Maslow contended that most of us have a fundamental set of physiological and safety needs regarding food, shelter, sleep, property, and resources necessary for living that take first priority. Once we satisfy these basic needs, we can then devote time and attention to additional needs involving love and belonging, such as friendship, family, and sexual intimacy.

We then have the potential to satisfy a higher level of needs that Maslow labeled "esteem," involving confidence, achievement, and respect. Maslow called the last, highest level of needs "self-actualization," and these include morality, creativity, problem-solving, and acceptance. Here's a more detailed description and a graphic depiction of this hierarchy from WikiPedia.

According to Maslow's theory, it's difficult to pay much attention to your higher-order needs when your lower-order needs are threatened. And that can happen pretty easily in our retirement years if we don't have sufficient retirement income or retirement savings to satisfy our basic needs for shelter, food, health and so on. Given this scenario, how can we apply these insights to planning for our retirement years? I have two suggestions:

    1. Spend the least amount of money necessary to do a good job of satisfying your lower-order needs, which usually include housing, transportation, food, and medical care. Here's where some careful judgment is needed, as it's possible to spend much more on housing, transportation, and food than what we really need to be satisfied.
    2. According to Maslow, life gets really good when we're satisfying the top three level of needs: love and belonging, esteem and self-actualization.
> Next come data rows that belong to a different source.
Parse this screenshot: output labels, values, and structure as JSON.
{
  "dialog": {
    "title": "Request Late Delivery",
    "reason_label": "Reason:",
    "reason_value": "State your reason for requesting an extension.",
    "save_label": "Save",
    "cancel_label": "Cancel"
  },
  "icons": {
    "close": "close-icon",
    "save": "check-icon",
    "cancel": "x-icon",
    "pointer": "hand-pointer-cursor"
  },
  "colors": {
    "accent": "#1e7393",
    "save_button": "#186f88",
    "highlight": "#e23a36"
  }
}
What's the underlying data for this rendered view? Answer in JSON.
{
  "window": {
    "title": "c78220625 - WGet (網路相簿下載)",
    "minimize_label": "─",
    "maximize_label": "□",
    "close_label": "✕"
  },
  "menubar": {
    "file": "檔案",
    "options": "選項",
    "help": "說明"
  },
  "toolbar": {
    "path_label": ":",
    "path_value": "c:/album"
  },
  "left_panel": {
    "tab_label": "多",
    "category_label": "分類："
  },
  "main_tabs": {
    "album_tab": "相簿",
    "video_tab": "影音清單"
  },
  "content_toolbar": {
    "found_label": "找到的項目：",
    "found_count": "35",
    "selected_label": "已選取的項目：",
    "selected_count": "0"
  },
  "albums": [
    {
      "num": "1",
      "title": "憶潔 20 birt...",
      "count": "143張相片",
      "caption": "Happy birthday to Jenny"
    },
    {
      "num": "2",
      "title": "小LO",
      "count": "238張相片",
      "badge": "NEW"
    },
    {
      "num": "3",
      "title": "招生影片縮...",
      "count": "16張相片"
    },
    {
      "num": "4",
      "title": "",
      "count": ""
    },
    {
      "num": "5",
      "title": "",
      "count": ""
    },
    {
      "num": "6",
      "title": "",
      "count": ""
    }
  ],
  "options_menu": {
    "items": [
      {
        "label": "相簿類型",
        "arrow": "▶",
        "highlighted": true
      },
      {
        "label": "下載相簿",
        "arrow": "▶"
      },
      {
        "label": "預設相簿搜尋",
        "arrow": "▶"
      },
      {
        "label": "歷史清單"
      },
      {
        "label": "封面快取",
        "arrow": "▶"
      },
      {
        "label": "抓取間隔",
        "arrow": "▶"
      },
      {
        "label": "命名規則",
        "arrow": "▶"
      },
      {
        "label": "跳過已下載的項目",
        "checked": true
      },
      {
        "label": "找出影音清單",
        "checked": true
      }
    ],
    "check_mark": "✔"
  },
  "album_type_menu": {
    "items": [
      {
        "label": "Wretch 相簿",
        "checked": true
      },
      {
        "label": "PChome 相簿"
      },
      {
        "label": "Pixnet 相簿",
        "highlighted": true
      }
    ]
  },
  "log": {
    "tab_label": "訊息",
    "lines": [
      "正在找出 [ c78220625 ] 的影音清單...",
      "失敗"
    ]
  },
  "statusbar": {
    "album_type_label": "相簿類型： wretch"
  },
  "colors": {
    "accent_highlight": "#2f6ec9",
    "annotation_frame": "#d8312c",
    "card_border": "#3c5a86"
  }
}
Take a long, hard look at just what it will take you to satisfy those needs. More specifically, ask yourself how much money you think it will cost. It's quite possible that it won't take as much as you think. It's also possible you can work and earn wages doing something that satisfies one of these higher order needs -- now that's really win-win!
      Advertising can be very persuasive, telling us we can buy our way to happiness and fulfillment. Ads may try to convince you that a bigger house, a flat-screen TV, or the latest car will help you achieve life satisfaction. But those items aren't in Maslow's upper levels of needs, which is a fancier way of saying that money can't buy you happiness. So just tune out the ads and pay attention to your own needs.

      Since boomers will need to make every dollar count in their retirement years, you'll want to think about how to most efficiently secure the lower priority of needs. Then you can focus on what's really important, which for most people comes down to relationships with family and friends, taking care of your health, and doing what truly gives you meaning and purpose in life.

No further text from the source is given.